Completing the Circuit: Adding Variety to a Mantra Practice September 5, 2016 14:03

I’ve been working with the long version of the Gayatri mantra for several months. The Gayatri mantra is a purifying mantra that inspires wisdom and opens the heart and mind. As part of my personal meditation practice, I’ve committed to a purashcharana (purash = next/forward, charana = step/course), and my intention is to reach 125,000 repetitions. I like to take my time, and I like to enjoy the journey rather than fixate on the destination, so I don’t mind that it will take many more months before I complete this practice. I’m enjoying each step, each individual repetition.

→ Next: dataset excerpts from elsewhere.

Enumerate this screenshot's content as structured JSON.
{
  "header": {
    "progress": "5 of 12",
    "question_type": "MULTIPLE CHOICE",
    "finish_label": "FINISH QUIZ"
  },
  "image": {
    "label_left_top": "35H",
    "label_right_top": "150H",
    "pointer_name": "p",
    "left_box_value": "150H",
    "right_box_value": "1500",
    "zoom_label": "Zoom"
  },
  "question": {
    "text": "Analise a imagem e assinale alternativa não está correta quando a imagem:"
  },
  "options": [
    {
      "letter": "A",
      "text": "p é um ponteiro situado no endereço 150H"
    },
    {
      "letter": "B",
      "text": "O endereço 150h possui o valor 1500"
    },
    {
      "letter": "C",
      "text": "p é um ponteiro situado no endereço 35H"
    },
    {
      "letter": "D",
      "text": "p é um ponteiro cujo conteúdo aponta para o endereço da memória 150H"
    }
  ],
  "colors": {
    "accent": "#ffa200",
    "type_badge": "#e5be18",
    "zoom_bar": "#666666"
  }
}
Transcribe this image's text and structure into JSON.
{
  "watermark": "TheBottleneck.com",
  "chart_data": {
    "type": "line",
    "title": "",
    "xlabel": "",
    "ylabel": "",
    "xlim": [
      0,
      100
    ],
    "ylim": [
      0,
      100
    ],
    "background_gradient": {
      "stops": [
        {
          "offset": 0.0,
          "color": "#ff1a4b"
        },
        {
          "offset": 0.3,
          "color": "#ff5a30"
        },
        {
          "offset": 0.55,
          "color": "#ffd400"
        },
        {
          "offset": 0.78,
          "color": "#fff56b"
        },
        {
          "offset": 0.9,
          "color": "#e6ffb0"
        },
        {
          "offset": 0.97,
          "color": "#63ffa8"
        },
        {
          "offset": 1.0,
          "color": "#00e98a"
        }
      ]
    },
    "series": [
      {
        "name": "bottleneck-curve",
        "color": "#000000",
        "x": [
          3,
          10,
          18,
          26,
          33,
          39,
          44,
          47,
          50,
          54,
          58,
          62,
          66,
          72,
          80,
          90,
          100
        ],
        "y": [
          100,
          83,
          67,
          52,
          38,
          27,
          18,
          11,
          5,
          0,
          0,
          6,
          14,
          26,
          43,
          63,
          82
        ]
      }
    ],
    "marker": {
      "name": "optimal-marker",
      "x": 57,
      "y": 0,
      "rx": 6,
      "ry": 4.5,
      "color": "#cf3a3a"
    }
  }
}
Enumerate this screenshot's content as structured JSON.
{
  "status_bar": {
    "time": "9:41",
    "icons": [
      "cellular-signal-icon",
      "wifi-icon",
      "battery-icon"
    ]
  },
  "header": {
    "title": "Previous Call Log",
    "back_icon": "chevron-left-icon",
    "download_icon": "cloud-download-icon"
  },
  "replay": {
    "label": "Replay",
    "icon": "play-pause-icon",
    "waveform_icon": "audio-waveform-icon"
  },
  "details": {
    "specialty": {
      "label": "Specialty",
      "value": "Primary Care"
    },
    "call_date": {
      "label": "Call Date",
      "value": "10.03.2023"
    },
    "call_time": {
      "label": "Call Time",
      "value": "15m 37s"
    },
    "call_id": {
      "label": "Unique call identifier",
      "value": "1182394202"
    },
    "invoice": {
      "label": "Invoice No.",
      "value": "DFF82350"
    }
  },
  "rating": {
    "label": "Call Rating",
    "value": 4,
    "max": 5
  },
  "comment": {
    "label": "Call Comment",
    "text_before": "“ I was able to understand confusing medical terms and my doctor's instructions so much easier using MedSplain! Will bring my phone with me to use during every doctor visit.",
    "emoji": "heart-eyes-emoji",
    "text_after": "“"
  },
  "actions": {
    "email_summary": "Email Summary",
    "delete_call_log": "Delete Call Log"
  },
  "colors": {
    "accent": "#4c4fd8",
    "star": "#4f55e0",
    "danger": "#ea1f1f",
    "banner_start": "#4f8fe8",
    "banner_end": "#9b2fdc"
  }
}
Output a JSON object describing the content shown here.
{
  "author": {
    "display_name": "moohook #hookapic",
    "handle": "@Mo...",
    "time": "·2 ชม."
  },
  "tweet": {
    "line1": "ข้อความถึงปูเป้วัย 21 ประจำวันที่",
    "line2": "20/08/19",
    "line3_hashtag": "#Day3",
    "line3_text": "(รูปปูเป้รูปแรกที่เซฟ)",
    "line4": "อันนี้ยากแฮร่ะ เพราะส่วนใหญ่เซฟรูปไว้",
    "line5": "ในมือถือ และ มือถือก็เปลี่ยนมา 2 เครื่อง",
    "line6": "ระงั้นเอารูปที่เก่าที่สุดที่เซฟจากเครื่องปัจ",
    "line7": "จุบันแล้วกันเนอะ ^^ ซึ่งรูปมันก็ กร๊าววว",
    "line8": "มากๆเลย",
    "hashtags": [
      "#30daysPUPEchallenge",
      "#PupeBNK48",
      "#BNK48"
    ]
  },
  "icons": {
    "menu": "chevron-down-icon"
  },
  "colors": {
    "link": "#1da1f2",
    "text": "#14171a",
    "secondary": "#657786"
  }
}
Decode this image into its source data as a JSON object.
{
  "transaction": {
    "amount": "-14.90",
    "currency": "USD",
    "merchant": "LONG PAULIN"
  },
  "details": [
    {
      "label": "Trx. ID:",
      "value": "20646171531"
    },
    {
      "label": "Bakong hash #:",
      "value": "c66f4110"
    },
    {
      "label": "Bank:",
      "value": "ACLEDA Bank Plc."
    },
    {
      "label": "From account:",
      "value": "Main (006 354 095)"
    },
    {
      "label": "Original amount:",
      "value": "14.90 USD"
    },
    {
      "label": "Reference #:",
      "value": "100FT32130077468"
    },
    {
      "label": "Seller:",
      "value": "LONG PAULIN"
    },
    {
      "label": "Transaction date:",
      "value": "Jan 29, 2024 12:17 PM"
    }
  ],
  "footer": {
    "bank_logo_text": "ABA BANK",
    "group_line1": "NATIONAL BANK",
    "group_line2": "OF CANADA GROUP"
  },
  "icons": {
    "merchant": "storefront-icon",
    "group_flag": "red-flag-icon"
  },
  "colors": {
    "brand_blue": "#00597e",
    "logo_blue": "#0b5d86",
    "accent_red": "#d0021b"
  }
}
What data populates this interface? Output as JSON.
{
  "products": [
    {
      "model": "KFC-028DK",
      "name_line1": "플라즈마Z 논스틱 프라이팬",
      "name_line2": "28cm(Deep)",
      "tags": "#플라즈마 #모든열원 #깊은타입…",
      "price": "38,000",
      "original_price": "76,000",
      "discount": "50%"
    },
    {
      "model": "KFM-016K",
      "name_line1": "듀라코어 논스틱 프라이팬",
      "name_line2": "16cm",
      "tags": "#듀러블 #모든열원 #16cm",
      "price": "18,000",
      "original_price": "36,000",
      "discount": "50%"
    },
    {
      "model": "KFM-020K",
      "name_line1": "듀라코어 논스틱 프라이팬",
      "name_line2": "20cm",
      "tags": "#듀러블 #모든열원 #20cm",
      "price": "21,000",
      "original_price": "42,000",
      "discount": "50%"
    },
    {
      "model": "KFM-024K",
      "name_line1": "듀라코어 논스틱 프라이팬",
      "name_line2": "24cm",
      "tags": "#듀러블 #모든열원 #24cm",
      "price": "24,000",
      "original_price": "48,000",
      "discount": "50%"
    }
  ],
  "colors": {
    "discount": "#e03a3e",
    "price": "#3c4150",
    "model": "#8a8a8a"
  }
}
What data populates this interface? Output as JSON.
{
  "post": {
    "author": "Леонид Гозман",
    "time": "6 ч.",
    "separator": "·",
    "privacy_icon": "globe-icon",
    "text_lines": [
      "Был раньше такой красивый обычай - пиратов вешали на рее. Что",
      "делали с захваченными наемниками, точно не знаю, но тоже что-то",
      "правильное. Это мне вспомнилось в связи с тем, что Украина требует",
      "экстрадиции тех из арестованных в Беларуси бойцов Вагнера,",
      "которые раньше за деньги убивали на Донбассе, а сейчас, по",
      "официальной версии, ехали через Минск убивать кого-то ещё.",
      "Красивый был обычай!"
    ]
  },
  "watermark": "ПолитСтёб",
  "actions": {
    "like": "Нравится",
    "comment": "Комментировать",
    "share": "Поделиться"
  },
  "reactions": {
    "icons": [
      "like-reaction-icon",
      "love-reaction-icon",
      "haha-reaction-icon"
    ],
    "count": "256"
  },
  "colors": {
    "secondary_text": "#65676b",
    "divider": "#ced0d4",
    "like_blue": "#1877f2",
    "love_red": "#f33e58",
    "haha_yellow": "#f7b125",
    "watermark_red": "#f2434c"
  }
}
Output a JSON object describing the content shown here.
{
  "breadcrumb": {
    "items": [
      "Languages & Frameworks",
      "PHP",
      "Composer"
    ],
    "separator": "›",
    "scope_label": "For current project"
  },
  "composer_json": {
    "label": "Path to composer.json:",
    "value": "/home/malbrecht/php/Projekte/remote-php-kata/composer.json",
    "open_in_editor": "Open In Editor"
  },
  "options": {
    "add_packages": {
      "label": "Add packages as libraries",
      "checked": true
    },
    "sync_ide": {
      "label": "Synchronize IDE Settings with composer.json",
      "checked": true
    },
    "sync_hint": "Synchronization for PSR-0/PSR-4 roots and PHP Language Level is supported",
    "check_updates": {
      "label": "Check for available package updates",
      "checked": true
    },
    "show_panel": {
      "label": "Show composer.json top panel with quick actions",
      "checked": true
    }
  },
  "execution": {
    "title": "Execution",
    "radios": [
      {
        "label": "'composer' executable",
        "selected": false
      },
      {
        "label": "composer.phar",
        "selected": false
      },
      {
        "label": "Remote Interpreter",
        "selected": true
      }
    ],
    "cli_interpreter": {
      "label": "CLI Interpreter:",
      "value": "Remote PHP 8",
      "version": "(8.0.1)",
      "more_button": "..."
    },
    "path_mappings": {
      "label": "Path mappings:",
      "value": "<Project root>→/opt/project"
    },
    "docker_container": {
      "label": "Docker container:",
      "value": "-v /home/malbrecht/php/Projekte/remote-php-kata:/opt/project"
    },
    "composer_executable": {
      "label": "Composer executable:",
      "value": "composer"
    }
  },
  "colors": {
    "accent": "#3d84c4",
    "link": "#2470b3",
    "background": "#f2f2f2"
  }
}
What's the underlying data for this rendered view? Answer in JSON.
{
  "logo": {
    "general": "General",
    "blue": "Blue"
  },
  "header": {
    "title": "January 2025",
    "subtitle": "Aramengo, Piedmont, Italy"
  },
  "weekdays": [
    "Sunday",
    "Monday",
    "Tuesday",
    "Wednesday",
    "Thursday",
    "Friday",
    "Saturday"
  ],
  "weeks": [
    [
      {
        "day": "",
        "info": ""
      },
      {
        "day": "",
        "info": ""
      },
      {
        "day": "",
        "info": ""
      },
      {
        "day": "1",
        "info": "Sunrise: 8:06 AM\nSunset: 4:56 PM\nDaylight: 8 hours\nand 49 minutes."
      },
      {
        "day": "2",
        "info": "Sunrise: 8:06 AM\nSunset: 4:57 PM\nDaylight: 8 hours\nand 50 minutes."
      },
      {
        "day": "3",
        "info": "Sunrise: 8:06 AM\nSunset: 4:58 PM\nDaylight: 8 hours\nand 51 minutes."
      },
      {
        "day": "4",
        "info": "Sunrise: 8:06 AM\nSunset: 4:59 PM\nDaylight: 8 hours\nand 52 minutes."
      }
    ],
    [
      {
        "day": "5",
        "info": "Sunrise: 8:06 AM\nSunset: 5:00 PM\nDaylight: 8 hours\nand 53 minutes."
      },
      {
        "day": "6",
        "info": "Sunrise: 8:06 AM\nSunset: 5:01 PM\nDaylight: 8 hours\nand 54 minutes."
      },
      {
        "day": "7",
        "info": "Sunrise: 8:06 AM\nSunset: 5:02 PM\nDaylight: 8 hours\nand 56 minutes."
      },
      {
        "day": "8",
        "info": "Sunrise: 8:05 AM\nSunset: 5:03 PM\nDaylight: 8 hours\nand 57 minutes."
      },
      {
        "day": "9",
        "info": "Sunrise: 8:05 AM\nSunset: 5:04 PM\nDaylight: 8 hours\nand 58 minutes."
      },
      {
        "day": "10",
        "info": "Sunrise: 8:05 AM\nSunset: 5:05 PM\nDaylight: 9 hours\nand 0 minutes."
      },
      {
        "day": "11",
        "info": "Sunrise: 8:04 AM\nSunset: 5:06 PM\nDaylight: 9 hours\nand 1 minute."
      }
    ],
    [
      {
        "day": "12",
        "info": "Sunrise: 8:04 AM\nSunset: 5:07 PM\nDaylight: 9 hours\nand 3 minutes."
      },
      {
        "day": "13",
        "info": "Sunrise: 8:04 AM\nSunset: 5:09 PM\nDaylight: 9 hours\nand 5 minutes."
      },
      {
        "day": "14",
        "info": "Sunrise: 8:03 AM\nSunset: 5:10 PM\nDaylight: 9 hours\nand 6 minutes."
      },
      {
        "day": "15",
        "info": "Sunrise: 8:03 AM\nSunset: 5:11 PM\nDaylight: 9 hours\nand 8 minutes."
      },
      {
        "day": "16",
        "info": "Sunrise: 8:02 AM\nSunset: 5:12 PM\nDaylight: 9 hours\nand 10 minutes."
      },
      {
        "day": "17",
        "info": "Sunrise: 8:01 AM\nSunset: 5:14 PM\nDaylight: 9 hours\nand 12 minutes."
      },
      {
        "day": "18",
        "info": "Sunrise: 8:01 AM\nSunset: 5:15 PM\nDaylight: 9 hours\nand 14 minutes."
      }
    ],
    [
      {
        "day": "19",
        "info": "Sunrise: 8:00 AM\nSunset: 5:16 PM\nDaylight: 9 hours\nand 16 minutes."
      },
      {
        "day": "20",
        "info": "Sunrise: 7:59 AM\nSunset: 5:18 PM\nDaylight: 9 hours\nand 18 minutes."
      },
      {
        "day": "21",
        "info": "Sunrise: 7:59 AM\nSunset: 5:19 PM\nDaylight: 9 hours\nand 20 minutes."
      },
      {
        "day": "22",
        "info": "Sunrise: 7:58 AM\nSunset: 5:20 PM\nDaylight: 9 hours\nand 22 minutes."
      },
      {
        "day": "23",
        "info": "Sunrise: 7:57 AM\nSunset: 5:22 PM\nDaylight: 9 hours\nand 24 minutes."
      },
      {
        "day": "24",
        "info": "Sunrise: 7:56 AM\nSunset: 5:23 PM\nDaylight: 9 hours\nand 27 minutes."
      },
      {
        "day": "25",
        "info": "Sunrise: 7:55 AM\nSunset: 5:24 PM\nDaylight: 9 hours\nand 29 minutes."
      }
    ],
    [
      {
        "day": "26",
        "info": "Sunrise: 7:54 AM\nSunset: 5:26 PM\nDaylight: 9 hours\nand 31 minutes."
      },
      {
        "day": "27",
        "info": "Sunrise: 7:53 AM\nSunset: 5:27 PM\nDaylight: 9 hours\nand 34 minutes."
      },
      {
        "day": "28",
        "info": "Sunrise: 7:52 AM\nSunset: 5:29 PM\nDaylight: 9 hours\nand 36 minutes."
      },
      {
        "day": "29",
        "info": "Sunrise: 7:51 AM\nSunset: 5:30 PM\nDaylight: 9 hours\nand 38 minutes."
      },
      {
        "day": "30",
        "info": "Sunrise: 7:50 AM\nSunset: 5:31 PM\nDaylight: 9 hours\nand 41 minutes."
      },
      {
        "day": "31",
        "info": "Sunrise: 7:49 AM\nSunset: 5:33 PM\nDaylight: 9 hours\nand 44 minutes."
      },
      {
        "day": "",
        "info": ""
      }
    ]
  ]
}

However, I like variety, as well, so sometimes, I chant while sitting on a meditation cushion. Sometimes, I chant silently. Sometimes, I write out the mantra in a small notebook. Sometimes, I chant aloud while driving, but my favorite way to practice is to chant while walking.  At the school where I tutor, there’s a track behind the building. If I have enough time between student sessions, I chant a full mala while walking around the track, completing two types of circuits simultaneously—a physical practice, and a spiritual one.

 Om Bhuh Om Bhuvaha Om Swaha Om Maha Om Janaha Om Tapaha Om Satyam

I step into the present moment

warm sun on my skin

 sounds of traffic rushing along I-465

weeds and wildflowers peek through

 diamond shapes of a chain-link fence

I navigate around dried goose poop, a sun-bleached orange cone,

 a discarded sock

 Om Tat Savitur Varenyam Bhargo Dhivasya Dhimahi Dhiyo Yo Nah Prachodayaat

Blue skies

jagged tree lines

dragonflies hover, then dart away

cicadas grind away the last days of summer

time dissolves

each bead, each step, marks

now ,now, now, now, now

 Om Apo Jyoti Rasomritam Brahmaa Bhur Bhuva Swar Om

Birds chatter from nearby trees

obligations blur as

heat waves rise above faded pavement

idling buses line up along the curb

soreness eases in my shoulders and hips

as rhythms of the mantra merge and loop

 in my mind

On a large scale, purashcharana is an advanced meditation technique that offers intention, dedication, and purpose to my practice (and my life). On a smaller scale, it allows me to head back to my office with a sharp mind and an open heart. It allows me to direct my focus and attention to students who need it, or to tasks that require it. Most importantly, this daily practice allows me to embrace the possibility of transformation that each moment carries.